Things to remember when running jobs

  1. You have to pass the --account argument, set to your supervisor's AIP project name.
  2. You have to pass the --time argument, set to the maximum runtime for the job. The upper-bound for the time argument is 7 days (--time=7-00:00:00), but try to set the time value to be the longest you think your job could realistically take without having crashed because (a) that way you don't accidentally waste compute resources by occupying a GPU when your job is broken, (b) it is easier for SLURM to allocate jobs to resources if it has a realistic estimate of how long your job will take, (c) your job may get launched sooner if it is shorter because it can slot in next to other jobs currently using part of a node.

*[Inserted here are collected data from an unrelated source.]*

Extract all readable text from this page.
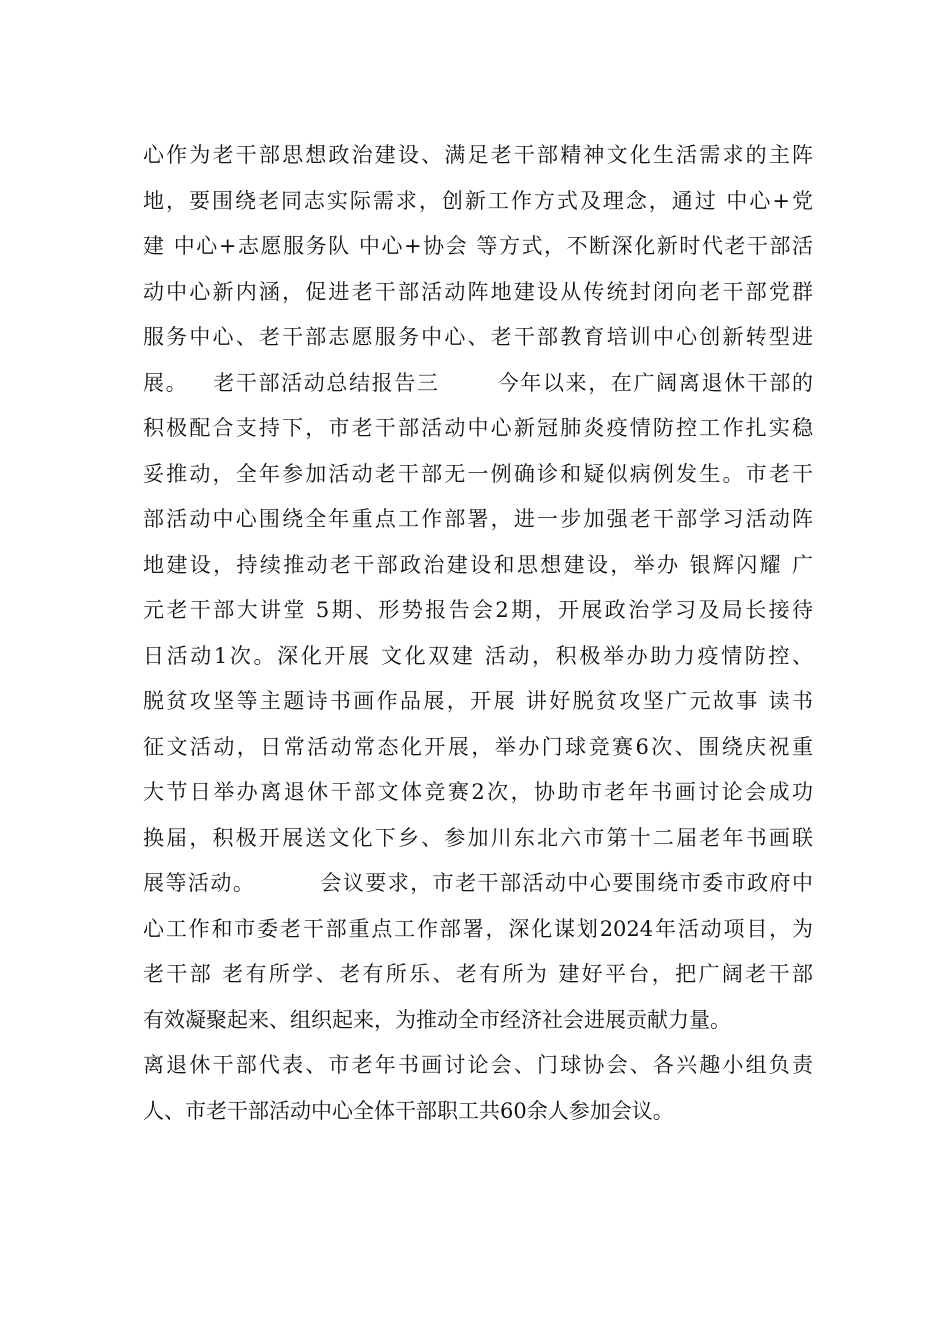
心作为老干部思想政治建设、满足老干部精神文化生活需求的主阵
地，要围绕老同志实际需求，创新工作方式及理念，通过 中心+党
建 中心+志愿服务队 中心+协会 等方式，不断深化新时代老干部活
动中心新内涵，促进老干部活动阵地建设从传统封闭向老干部党群
服务中心、老干部志愿服务中心、老干部教育培训中心创新转型进
展。   老干部活动总结报告三       今年以来，在广阔离退休干部的
积极配合支持下，市老干部活动中心新冠肺炎疫情防控工作扎实稳
妥推动，全年参加活动老干部无一例确诊和疑似病例发生。市老干
部活动中心围绕全年重点工作部署，进一步加强老干部学习活动阵
地建设，持续推动老干部政治建设和思想建设，举办 银辉闪耀 广
元老干部大讲堂 5期、形势报告会2期，开展政治学习及局长接待
日活动1次。深化开展 文化双建 活动，积极举办助力疫情防控、
脱贫攻坚等主题诗书画作品展，开展 讲好脱贫攻坚广元故事 读书
征文活动，日常活动常态化开展，举办门球竞赛6次、围绕庆祝重
大节日举办离退休干部文体竞赛2次，协助市老年书画讨论会成功
换届，积极开展送文化下乡、参加川东北六市第十二届老年书画联
展等活动。        会议要求，市老干部活动中心要围绕市委市政府中
心工作和市委老干部重点工作部署，深化谋划2024年活动项目，为
老干部 老有所学、老有所乐、老有所为 建好平台，把广阔老干部
有效凝聚起来、组织起来，为推动全市经济社会进展贡献力量。
离退休干部代表、市老年书画讨论会、门球协会、各兴趣小组负责
人、市老干部活动中心全体干部职工共60余人参加会议。
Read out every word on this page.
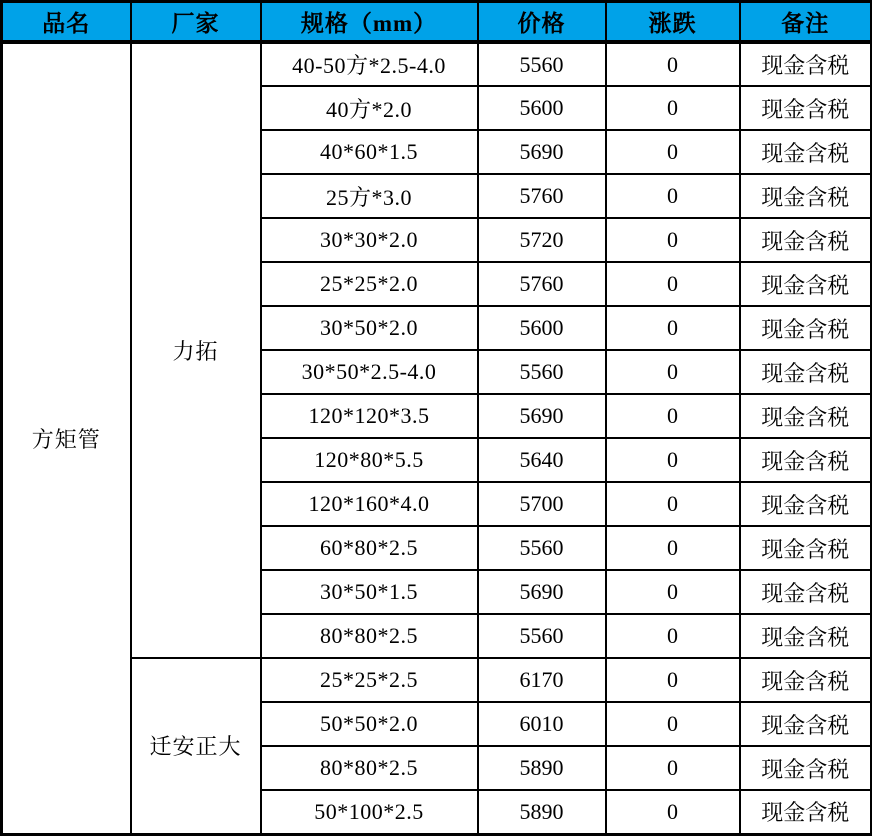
品名	厂家	规格（mm）	价格	涨跌	备注
方矩管	力拓	40-50方*2.5-4.0	5560	0	现金含税
		40方*2.0	5600	0	现金含税
		40*60*1.5	5690	0	现金含税
		25方*3.0	5760	0	现金含税
		30*30*2.0	5720	0	现金含税
		25*25*2.0	5760	0	现金含税
		30*50*2.0	5600	0	现金含税
		30*50*2.5-4.0	5560	0	现金含税
		120*120*3.5	5690	0	现金含税
		120*80*5.5	5640	0	现金含税
		120*160*4.0	5700	0	现金含税
		60*80*2.5	5560	0	现金含税
		30*50*1.5	5690	0	现金含税
		80*80*2.5	5560	0	现金含税
	迁安正大	25*25*2.5	6170	0	现金含税
		50*50*2.0	6010	0	现金含税
		80*80*2.5	5890	0	现金含税
		50*100*2.5	5890	0	现金含税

  3. Try to request the smallest amount of CPUs and memory you might maximally need for your job, so it can slot in with other jobs more easily. Also your future jobs will have their priority reduced by the amount of resources you use, and that is measured based on job_duration * max(fraction_of_GPUs_on_node_used, fraction_of_CPUs_on_node_used, fraction_of_memory_on_node_used).
    • Try not use more than the following:
      • L40s : 128GB RAM per GPU, 16 CPU cores per GPU
      • H100 : 256GB RAM per GPU, 6 CPU cores per GPU
    • The hard limits are:
      • L40s : 4 GPUs, 496GB RAM, 128 CPUs
      • H100 : 8 GPUs 2000GB RAM, 48 CPUs
    • Note that the amount of memory and CPU varies by node: most L40s nodes have 64 CPUs but some have 128 CPUs, hence the recommendation is to use no more than 16 CPUs per GPU.
  4. If you want to run a CPU-only job, run it on the L40s partition, requesting 0 GPUs. Only request as much memory and CPUs as you need - if you can leave some of these free then others will be able to use the GPUs at the same time, instead of leaving them idle.